Fake News : Facebook choisit l’AFP comme troisième partenaire indépendant de “fact checking” en Belgique

Le réseau social annonce que l’Agence France Presse devient le troisième partenaire indépendant de “fact checking” en Belgique après DPA et Knack. L’agence sera en charge de vérifier le contenu en français, mais également en néerlandais, publié sur la plateforme de Mark Zuckerberg, aux côtés du personnel belge.

Un service plus que nécessaire

Facebook déclare que l’impact des “fact checkers” est réel, surtout lors de la crise du Covid-19. Sur la période d’avril/mai 2020, le réseau social a pu épingler près de 90 millions de messages : “des alertes signalaient aux lecteurs que des messages contenaient des informations erronées sur le coronavirus et les renvoyaient aux informations officielles des autorités sanitaires. Facebook a constaté que ces alertes étaient extrêmement bénéfiques puisque dans 95% des cas, les utilisateurs n’ont pas cliqué sur les liens des informations erronées”, explique la firme de Menlo Park

L’AFP était déjà partenaire dans plusieurs pays. Son arrivée en Belgique est une nouvelle étape, dont se réjouit Christine Buhagiar, Directrice Région Europe de l’agence de presse : “Nous nous réjouissons de la poursuite de notre collaboration internationale avec Facebook dans la lutte contre les fausses informations en Belgique. Cette nouvelle collaboration met en évidence l’importance du rôle de l’AFP dans ce domaine. Avec près de 90 journalistes spécialisés dans 37 pays, l’AFP jouit du plus grand réseau de journalistes au monde dédié à l’investigation numérique et la vérification des fausses informations qui circulent en ligne.“

Une stratégie en trois volets

Le travail de Facebook avec les partenaires de “fact checking” certifiés du réseau indépendant “International Fact-Checking Network” fait partie de la stratégie en trois volets de Facebook visant à améliorer la qualité et l’authenticité des messages postés sur le réseau.

  1. Facebook supprime les comptes et les contenus qui mettent en danger de manière physique et imminente les personnes (comme la fausse information sur l’eau de javel), ou qui enfreignent ses standards de la communauté ou sa politique publicitaire.

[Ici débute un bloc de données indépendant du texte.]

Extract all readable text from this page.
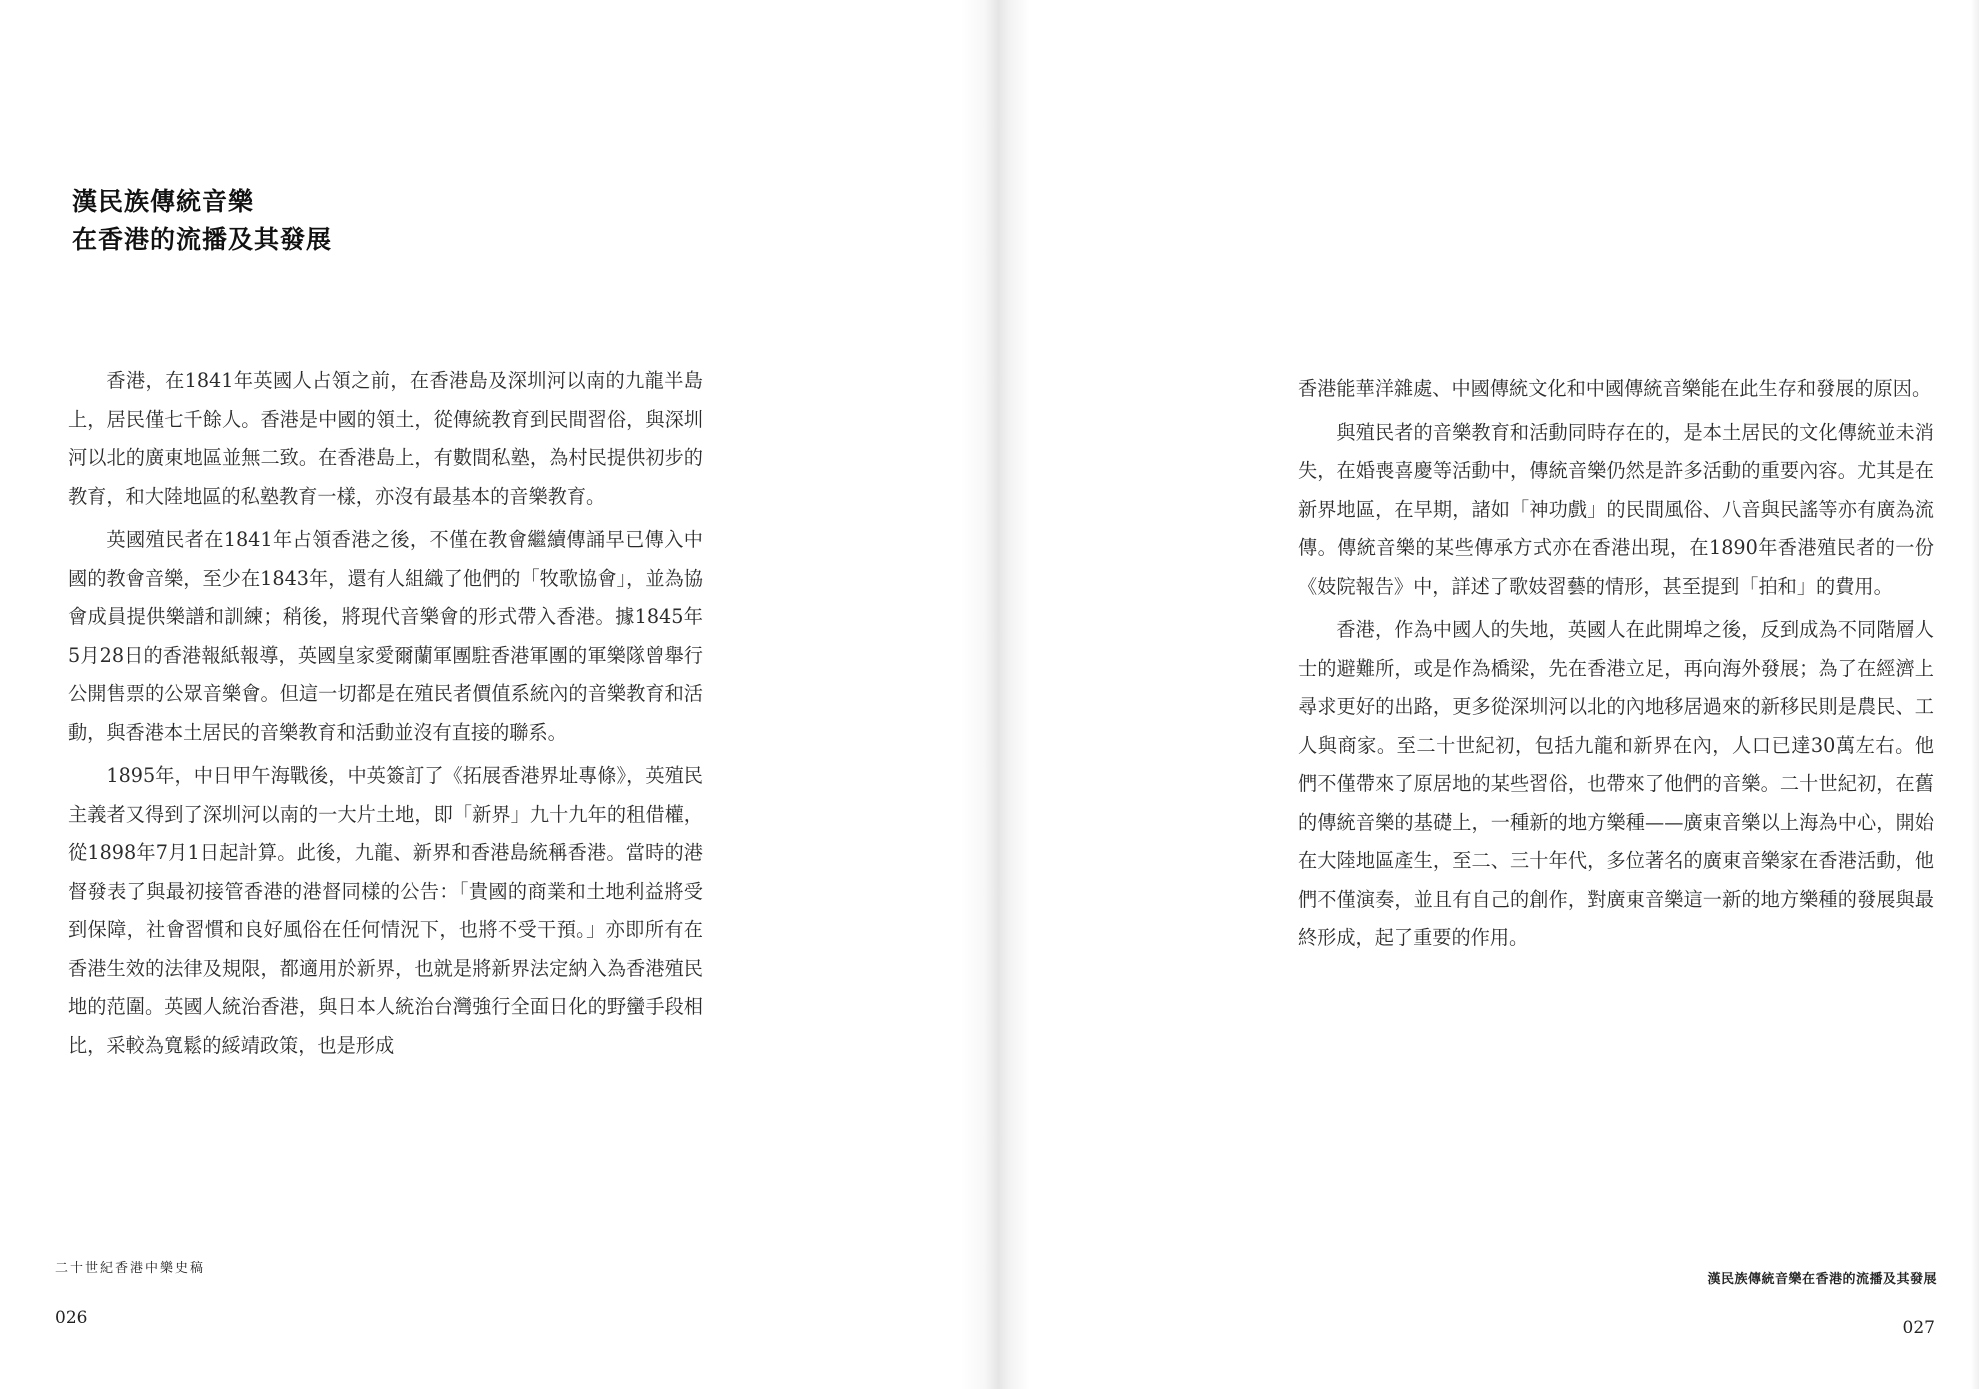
漢民族傳統音樂
在香港的流播及其發展

香港，在1841年英國人占領之前，在香港島及深圳河以南的九龍半島上，居民僅七千餘人。香港是中國的領土，從傳統教育到民間習俗，與深圳河以北的廣東地區並無二致。在香港島上，有數間私塾，為村民提供初步的教育，和大陸地區的私塾教育一樣，亦沒有最基本的音樂教育。

英國殖民者在1841年占領香港之後，不僅在教會繼續傳誦早已傳入中國的教會音樂，至少在1843年，還有人組織了他們的「牧歌協會」，並為協會成員提供樂譜和訓練；稍後，將現代音樂會的形式帶入香港。據1845年5月28日的香港報紙報導，英國皇家愛爾蘭軍團駐香港軍團的軍樂隊曾舉行公開售票的公眾音樂會。但這一切都是在殖民者價值系統內的音樂教育和活動，與香港本土居民的音樂教育和活動並沒有直接的聯系。

1895年，中日甲午海戰後，中英簽訂了《拓展香港界址專條》，英殖民主義者又得到了深圳河以南的一大片土地，即「新界」九十九年的租借權，從1898年7月1日起計算。此後，九龍、新界和香港島統稱香港。當時的港督發表了與最初接管香港的港督同樣的公告：「貴國的商業和土地利益將受到保障，社會習慣和良好風俗在任何情況下，也將不受干預。」亦即所有在香港生效的法律及規限，都適用於新界，也就是將新界法定納入為香港殖民地的范圍。英國人統治香港，與日本人統治台灣強行全面日化的野蠻手段相比，采較為寬鬆的綏靖政策，也是形成

二十世紀香港中樂史稿
026

香港能華洋雜處、中國傳統文化和中國傳統音樂能在此生存和發展的原因。

與殖民者的音樂教育和活動同時存在的，是本土居民的文化傳統並未消失，在婚喪喜慶等活動中，傳統音樂仍然是許多活動的重要內容。尤其是在新界地區，在早期，諸如「神功戲」的民間風俗、八音與民謠等亦有廣為流傳。傳統音樂的某些傳承方式亦在香港出現，在1890年香港殖民者的一份《妓院報告》中，詳述了歌妓習藝的情形，甚至提到「拍和」的費用。

香港，作為中國人的失地，英國人在此開埠之後，反到成為不同階層人士的避難所，或是作為橋梁，先在香港立足，再向海外發展；為了在經濟上尋求更好的出路，更多從深圳河以北的內地移居過來的新移民則是農民、工人與商家。至二十世紀初，包括九龍和新界在內，人口已達30萬左右。他們不僅帶來了原居地的某些習俗，也帶來了他們的音樂。二十世紀初，在舊的傳統音樂的基礎上，一種新的地方樂種——廣東音樂以上海為中心，開始在大陸地區產生，至二、三十年代，多位著名的廣東音樂家在香港活動，他們不僅演奏，並且有自己的創作，對廣東音樂這一新的地方樂種的發展與最終形成，起了重要的作用。

漢民族傳統音樂在香港的流播及其發展
027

  2. Pour les contenus qui n’entraînent pas directement de dommages physiques, comme les théories complotistes, Facebook a réduit la diffusion afin que ces messages ne soient lus que par un nombre extrêmement restreint de personnes. C’est également le domaine dans lequel Facebook travaille avec des vérificateurs de faits indépendants tels que l’AFP, Knack et la DPA. Lorsqu’un vérificateur de faits qualifie une information de fausse, Facebook l’affiche plus bas dans le fil d’actualité et moins de personnes la voient afin d’éviter que le contenu ne se répande largement. Les pages et les domaines qui diffusent régulièrement de fausses nouvelles verront leur diffusion diminuer et seront empêchés de gagner de l’argent et de faire de la publicité.

  3. Lorsque les personnes chargées de vérifier les faits jugent qu’un contenu est faux, Facebook non seulement réduit la diffusion, mais informe également les gens en leur donnant plus de contexte, par exemple en envoyant des notifications aux personnes qui ont partagé le contenu pour leur faire savoir qu’il a été jugé faux et qu’un avis a été ajouté à leur message.

Une présence à travers le monde

Actuellement, Facebook compte plus de 70 partenaires à travers le monde qui vérifient des contenus dans plus de 50 langues. L’entreprise continue en outre à investir dans des moyens afin de décupler ses efforts en la matière.

Nous sommes heureux de pouvoir renforcer notre programme de “fact checking” en Belgique grâce à l’AFP”, déclare Guido Buelow, Strategic Partner Development Manager chez Facebook. “Nous considérons que la diffusion d’informations trompeuses ou incorrectes est l’une de nos plus grandes responsabilités. C’est pourquoi nous continuons à investir dans des moyens nous permettant de les éradiquer de notre plateforme. Pour vérifier correctement des faits, il faut bien connaître le terrain. C’est pourquoi nous sommes très heureux de pouvoir compter sur l’expertise et le savoir-faire de la section belge de l’AFP.